God has created a depth in us. Depth as the “religious aspect to that which is ultimate, infinite, and unconditional in humanity’s spiritual life” (Paul Tillich). Depth encapsulates the parts of our life that are unchanging and never ending, our spiritual life, and spirit (us) can only cry out to Spirit (God). In every person is eternal essence and value, what differs between each person is the destination of their spirit based on if it chooses to respond to the Holy Spirit’s calling for them.
God, in making you based on His image, has created the value of eternity. Isn’t that amazing? So, in every person is eternity, and we have the opportunity to partner with God as we obey the call to share the gospel. It’s hard to imagine, but one day, all your efforts will be fully realized. Every prayer, every wish, every hope, every seed planted, every tear, every act of hope, faith, and love will be full and complete in Jesus.
When God sees you, He sees you with the wholeness of your being to His Being.

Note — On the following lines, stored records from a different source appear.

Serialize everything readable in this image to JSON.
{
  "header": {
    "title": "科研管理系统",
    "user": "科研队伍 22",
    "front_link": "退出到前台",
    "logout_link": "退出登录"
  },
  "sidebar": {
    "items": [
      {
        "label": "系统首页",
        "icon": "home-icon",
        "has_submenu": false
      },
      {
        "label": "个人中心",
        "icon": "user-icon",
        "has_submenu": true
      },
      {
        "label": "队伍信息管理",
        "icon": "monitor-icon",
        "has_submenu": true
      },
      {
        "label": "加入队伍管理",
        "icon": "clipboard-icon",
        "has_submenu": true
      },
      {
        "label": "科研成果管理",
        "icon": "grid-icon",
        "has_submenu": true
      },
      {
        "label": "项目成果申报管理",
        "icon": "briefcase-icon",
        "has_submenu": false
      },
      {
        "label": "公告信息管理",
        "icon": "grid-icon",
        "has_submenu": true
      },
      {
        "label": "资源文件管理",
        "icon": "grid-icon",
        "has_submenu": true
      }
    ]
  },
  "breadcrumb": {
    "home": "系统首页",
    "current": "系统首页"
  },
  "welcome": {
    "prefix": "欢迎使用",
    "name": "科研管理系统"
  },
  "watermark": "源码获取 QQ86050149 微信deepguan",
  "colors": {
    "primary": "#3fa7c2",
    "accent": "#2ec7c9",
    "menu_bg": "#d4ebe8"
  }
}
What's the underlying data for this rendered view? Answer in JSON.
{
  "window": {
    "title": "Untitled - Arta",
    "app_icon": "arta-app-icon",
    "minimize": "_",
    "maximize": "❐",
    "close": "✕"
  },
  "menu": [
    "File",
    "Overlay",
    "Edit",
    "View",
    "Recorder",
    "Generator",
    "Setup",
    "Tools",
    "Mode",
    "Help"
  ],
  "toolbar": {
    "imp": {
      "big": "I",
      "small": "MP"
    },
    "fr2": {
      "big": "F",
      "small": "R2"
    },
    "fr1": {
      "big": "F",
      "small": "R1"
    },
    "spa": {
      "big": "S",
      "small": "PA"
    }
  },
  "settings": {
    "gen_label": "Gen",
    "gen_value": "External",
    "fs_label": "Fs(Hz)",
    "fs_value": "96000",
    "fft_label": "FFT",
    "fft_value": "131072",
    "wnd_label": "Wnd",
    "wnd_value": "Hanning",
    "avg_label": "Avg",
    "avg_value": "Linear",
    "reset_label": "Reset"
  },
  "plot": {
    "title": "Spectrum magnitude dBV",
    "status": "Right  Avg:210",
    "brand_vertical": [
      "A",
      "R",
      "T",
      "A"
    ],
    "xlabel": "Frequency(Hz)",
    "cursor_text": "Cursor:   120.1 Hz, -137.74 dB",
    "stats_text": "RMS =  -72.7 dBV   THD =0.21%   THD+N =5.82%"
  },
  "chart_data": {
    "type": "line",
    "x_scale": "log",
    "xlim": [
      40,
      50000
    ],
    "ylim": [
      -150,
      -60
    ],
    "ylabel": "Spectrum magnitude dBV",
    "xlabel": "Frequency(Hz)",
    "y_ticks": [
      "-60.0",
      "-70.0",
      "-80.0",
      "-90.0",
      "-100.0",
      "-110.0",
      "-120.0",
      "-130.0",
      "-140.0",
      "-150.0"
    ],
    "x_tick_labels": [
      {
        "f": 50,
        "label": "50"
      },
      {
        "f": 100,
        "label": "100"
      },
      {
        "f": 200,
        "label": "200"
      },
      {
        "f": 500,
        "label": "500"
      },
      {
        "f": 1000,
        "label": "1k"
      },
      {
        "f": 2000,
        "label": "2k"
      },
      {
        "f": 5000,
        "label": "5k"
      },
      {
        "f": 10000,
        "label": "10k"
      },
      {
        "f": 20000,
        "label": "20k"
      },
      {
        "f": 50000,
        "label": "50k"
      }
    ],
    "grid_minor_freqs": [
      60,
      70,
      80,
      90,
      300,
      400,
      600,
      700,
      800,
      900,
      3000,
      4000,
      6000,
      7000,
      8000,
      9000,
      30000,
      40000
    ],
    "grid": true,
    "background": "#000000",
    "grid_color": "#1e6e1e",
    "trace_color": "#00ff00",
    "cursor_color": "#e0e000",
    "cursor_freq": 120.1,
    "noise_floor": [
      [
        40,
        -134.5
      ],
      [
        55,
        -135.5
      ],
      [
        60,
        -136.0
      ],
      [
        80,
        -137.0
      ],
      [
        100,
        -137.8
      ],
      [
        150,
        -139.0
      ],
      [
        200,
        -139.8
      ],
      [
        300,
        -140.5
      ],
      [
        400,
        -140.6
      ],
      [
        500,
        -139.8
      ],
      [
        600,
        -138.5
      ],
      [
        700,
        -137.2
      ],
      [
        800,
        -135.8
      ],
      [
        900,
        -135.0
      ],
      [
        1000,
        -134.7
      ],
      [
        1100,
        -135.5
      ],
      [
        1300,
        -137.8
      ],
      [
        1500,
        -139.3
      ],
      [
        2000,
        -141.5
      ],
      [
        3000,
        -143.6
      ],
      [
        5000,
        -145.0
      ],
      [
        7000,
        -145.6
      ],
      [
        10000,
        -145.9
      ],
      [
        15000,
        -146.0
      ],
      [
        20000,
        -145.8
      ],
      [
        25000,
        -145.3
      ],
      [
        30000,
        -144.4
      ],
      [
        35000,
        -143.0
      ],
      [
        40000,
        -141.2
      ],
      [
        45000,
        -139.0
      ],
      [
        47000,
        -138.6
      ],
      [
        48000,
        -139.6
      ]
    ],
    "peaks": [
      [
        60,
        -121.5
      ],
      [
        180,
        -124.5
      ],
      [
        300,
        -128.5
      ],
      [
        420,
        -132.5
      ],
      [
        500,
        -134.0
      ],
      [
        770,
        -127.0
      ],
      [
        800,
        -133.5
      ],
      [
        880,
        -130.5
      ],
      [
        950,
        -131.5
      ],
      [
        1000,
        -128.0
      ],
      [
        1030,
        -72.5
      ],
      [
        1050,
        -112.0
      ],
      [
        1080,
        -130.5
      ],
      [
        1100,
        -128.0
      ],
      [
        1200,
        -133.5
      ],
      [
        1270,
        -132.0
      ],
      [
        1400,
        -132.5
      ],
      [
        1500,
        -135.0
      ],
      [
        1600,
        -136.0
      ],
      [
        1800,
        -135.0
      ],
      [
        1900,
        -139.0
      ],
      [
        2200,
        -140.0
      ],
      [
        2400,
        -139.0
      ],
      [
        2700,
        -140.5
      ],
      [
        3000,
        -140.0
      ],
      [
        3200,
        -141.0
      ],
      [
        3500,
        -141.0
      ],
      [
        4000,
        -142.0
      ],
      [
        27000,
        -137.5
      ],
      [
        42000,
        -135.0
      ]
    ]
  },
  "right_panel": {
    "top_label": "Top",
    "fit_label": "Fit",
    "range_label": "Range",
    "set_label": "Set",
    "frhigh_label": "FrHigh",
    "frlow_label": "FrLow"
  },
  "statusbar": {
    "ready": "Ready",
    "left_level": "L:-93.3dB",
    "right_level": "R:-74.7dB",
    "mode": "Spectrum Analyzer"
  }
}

That’s why we seek out others because they are part of that eternity with us, and if we love them we want them to be standing hand to hand with Jesus in the end. If we don’t want that for them, then we are just like everyone else worrying about the shallows of their life (how they look, what they will wear, what they will eat, how much money they will make, how much fame they will hold to their name, what their retirement plans look like) only to lose it all like a vapor. Shallow calls out to shallow. We will never get to experience the depth of the goodness and fullness we were always meant to experience because we will either be too afraid to lose our footing in the shallows to float in faith or too comfortable to even step into the waters.
Stepping out into faith is scary, the waves crash over you, sometimes knocking you over and into the murky depths. It is not a place where you are in any control or have any power, just dependent on the motion of the ocean to carry you where you need to go. That is where real life begins when our idea that we are in any control of life ends and our submission to God's will begins.
Thankfulness
I’m thankful for the ways that God has decided to bring a team of His children to fulfill His purposes. We are all far from perfect, yet when God saw the world He wanted to save, He invited us into that story. We surrender the role of “main character” in our lives, and we give God back what has rightfully belonged to Him all along.
Life is so much sweeter when we live life in constant reminder of what Jesus has done for us. In Lamentations 3:22-23 it says, “The steadfast love of the Lord never ceases; his mercies never come to an end; they are new every morning; great is your faithfulness.” When your days are full of the mercy of God, other people look so different when you know - just like them - we are all undeserving of the grace God lavishes onto us every day.